La Coordination nationale des organisations de la société civile pour la réponse communautaire multisectorielle aux épidémies en République du Congo (Cnore), en partenariat avec l’association international russe Globus, a organisé le 17 juillet à Brazzaville, une session de formation et d’information sur la prévention, la détection et la réponse contre le virus Ebola.
La formation visait à renforcer les capacités des leaders communautaires, à les sensibiliser aux risques et aux mesures préventives, mais aussi à favoriser la mobilisation des populations pour l’adoption de pratiques préventives et l’identification des cas suspects. Pour les organisateurs, l’objectif est de soutenir le système national de préparation, de détection et de réponse face au virus Ebola qui est actuellement au porte de nos frontières, précisément en RDC.
Dans son discours d’ouverture, le coordonnateur national de la Cnore, Markos Hollat-Louis a rappelé le contexte sanitaire préoccupant dans lequel le Congo est exposé avec un risque d’intrusion de la maladie sur le territoire national. Pour lui, il faudrait renforcer les leaders des organisations, d’accompagner des pouvoir publics dans l’intensification de la surveillance épidémiologique et promouvoir la communication sur les risques et engagements communautaires. « Ce sont des outils qui joueront un rôle central dans la détection et la réponse au virus », a-t-il indiqué.

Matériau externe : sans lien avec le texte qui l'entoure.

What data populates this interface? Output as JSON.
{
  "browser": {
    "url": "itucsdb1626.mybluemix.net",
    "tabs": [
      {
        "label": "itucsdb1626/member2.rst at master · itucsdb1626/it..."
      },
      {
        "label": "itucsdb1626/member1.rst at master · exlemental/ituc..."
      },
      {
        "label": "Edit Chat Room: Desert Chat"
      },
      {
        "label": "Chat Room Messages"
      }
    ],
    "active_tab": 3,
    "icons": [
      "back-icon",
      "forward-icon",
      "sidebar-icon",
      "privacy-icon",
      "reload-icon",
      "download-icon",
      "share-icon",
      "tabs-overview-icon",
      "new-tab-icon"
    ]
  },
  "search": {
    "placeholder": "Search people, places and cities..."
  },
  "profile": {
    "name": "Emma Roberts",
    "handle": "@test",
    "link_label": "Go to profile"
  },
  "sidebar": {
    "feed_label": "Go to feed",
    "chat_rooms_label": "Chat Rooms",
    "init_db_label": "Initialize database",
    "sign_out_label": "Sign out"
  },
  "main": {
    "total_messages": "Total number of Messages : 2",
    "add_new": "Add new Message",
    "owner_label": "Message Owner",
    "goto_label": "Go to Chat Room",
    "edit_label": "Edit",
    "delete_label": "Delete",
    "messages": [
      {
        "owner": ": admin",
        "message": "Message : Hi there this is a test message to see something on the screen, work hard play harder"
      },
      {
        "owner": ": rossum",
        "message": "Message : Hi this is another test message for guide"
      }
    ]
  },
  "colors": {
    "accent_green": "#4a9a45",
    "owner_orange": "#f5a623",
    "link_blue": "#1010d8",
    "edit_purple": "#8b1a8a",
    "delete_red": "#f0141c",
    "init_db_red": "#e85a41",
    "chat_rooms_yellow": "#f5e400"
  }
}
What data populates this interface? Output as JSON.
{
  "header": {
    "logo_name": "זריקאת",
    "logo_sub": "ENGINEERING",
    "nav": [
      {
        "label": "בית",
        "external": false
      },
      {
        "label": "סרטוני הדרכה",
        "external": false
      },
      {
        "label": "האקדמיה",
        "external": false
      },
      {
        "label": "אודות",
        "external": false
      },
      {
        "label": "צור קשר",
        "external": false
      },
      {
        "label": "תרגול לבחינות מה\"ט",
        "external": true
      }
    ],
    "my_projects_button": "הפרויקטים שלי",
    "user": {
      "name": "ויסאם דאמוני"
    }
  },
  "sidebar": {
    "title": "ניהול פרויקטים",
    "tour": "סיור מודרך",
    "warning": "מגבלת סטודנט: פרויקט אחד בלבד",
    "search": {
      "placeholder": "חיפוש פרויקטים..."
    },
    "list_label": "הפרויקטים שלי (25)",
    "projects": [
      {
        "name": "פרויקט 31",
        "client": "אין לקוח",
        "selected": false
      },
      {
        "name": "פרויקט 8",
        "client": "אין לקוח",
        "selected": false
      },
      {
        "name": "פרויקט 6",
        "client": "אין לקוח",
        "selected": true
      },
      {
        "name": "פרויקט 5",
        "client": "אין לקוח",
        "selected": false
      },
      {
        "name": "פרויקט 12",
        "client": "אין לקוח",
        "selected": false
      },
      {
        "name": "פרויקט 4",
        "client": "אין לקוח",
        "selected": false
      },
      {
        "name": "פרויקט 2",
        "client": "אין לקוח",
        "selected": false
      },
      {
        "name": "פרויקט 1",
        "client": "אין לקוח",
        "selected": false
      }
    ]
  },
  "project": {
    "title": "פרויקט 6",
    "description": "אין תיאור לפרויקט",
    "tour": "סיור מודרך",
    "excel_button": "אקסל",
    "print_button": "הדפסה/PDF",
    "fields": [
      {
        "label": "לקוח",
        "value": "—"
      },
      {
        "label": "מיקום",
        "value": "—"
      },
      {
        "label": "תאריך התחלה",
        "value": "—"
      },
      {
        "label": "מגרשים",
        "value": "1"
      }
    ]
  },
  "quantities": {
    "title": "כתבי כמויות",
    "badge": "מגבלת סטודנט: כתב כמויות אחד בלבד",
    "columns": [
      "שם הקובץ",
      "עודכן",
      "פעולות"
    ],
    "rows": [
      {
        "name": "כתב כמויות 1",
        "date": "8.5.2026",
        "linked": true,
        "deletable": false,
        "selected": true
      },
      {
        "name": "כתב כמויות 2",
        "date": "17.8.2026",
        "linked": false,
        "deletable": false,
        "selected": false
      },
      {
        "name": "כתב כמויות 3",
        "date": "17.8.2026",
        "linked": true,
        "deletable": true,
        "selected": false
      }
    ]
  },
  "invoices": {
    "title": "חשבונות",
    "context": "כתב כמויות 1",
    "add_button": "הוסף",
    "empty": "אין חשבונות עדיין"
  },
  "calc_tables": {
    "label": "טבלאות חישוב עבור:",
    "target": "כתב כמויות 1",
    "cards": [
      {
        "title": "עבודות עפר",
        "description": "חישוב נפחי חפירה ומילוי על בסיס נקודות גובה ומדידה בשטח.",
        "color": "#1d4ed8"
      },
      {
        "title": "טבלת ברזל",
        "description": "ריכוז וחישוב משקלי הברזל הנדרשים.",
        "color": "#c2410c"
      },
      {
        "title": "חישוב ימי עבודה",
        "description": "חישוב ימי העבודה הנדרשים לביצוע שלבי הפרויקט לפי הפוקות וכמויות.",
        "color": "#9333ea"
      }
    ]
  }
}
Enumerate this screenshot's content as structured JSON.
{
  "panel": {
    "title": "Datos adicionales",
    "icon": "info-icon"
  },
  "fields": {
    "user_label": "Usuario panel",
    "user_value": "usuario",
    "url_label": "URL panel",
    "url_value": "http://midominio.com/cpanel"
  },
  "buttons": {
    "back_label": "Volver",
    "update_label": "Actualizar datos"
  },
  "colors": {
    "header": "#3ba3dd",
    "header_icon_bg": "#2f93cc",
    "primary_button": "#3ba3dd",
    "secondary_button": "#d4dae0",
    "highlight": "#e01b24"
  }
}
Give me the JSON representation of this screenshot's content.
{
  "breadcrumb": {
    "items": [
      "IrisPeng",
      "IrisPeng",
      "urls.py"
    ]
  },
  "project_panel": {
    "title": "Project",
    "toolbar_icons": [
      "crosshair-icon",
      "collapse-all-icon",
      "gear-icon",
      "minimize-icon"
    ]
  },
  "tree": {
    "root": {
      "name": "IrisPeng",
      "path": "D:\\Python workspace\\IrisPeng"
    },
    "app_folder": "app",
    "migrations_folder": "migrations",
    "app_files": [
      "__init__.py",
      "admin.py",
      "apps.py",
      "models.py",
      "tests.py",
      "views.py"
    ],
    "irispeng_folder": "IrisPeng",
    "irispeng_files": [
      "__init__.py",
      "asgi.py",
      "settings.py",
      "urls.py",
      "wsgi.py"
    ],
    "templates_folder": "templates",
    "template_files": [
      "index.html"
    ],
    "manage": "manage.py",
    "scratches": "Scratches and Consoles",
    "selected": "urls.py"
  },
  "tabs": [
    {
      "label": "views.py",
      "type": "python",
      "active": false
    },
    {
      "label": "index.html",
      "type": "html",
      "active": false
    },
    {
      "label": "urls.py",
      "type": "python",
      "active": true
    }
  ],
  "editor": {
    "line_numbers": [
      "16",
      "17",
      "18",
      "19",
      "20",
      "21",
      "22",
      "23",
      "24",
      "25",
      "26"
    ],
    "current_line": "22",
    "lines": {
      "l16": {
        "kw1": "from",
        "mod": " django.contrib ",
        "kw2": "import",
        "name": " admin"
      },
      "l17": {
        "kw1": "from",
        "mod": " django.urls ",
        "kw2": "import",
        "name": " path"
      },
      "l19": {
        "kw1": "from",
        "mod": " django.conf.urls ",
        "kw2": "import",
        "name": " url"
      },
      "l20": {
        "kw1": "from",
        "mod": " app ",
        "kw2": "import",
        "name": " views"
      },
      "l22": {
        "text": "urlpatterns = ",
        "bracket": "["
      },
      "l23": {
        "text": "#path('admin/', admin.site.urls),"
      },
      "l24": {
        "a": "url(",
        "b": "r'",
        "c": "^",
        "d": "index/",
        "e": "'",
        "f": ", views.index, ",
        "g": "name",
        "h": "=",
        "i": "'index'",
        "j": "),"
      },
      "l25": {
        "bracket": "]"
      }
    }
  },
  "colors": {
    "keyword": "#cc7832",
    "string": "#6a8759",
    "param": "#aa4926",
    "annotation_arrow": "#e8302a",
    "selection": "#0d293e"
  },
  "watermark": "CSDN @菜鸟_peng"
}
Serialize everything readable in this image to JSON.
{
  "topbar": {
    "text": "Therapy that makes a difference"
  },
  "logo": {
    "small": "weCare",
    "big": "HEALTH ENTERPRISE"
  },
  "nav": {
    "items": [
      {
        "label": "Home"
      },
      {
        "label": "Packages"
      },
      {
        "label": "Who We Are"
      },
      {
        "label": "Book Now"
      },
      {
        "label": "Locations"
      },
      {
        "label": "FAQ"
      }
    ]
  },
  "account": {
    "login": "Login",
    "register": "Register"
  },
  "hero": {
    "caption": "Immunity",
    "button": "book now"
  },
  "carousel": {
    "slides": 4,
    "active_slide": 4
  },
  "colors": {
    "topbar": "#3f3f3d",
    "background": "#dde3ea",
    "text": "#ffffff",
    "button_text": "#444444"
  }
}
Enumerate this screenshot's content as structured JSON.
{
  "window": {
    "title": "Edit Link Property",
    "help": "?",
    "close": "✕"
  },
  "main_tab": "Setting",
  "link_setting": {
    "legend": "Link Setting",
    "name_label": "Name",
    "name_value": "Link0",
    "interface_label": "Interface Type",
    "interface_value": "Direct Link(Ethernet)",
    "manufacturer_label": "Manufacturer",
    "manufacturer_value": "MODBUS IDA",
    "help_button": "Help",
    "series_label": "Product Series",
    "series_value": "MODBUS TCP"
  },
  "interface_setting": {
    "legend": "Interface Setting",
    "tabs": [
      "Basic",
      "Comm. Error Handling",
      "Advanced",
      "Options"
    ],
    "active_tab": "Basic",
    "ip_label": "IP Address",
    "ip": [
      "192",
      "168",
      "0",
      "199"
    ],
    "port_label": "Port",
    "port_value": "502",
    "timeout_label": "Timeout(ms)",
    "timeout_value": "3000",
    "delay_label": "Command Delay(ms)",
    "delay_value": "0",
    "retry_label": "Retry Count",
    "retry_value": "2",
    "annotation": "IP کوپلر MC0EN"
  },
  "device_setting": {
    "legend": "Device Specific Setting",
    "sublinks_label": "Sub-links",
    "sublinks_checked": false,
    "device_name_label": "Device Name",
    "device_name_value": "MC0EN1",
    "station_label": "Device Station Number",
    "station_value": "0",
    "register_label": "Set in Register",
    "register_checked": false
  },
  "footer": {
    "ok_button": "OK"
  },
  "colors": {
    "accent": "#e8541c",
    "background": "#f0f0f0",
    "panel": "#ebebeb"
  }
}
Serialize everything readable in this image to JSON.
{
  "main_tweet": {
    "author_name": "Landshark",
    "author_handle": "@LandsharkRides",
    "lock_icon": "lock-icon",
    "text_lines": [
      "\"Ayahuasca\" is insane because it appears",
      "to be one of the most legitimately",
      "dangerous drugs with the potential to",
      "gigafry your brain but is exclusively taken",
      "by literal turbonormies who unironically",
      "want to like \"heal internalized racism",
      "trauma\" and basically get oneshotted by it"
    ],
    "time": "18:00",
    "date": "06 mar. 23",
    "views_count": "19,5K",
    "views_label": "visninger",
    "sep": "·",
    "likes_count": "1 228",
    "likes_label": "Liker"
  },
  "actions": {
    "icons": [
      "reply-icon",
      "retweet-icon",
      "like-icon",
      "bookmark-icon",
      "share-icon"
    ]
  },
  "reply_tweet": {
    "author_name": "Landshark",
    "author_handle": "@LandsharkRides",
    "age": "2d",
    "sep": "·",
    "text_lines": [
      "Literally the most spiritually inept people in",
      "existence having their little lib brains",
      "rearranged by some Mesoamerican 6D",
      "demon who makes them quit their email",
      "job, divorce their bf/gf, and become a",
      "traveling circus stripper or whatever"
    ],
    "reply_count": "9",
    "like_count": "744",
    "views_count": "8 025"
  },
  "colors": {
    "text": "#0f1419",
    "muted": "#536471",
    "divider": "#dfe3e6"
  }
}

Le coordonnateur souligne cependant que cette maladie ne devrait pas occulter l’urgence sur l’épidémie du choléra, qui a causé plus de 100 décès depuis le 26 juillet 2026. Il rappelle que les connaissances acquises lors de cette formation, couplées avec celle déjà maîtrisée sur le choléra, permettront à cet effet de prévenir l’introduction d’Ebola et de briser la chaîne de transmission du choléra.
L’initiative de cette session résulte de la volonté commune de deux structures de la société civile, l’une congolaise et l’autre russe qui s’inscrit dans le cadre des bonnes relations entretenues entre les deux pays. Dans le domaine sanitaire, cette coopération conduit comme exemple en 2025 à un don de la Russie de deux laboratoires mobiles.
L’association Globus, active au Congo depuis 2025, a présenté les résultats de ses activités dans le domaine de la santé et de la prévention. Elle a notamment fait la démonstration d’une plateforme numérique utilisée pour mettre en œuvre les objectifs fixés lors de la conférence. Par cette méthode, plus de 300 000 habitants ont eu l’accès à de l’eau potable, des cours d’informatique et de la langue russe, ainsi que sur l’éducation sanitaire et les gestes de premiers secours ont été enseignés à la population de Brazzaville grâce au soutien du Cnore et de la Croix-Rouge.
Globus soutient également la plateforme numérique « Congo Future », qui compte plus de 5 000 jeunes engagés dans des actions solidaires à travers le pays. L’association organise des événements culturels pour faire découvrir la culture et les traditions russes aux Congolais. « L'association Globus est toujours ouverte aux initiatives créatives et est prête à une collaboration fructueuse », a indiqué son représentant, Maksim Abramovski.
Prenant la parole pour lancer officiellement la formation, le secrétaire permanent du Conseil consultatif de la société civile et des organisations non gouvernementales (CCSV-ONG), Céphas Germain Ewangui, a exprimé sa satisfaction de constater qu’une des plateformes de la société civile s’est alignée au premier plan pour aider le ministère de la Santé à faire face à cette menace énorme. Il a également salué l’arrivée de Globus aux côtés des organisations congolaises, comme une conséquence des étroites relations d’amitié entre le Congo et la Russie.
Cependant, face à l’urgence sanitaire, le risque est réel, a rappelé le secrétaire permanent du CCSV-ONG. « Si le Congo partage des frontières avec cinq États, c’est uniquement avec la RDC qu’elle a une si longue frontière de 2410 kilomètres. Le risque est donc énorme », a-t-il dit, invitant alors tous les participants à accorder une attention soutenue à cette formation pour se déployer utilement sur le terrain.
Les organisateurs ont souligné la poursuite de cette session dans les autres localités du pays, suivie d’une campagne de sensibilisation spécifique auprès des leaders communautaires et religieux.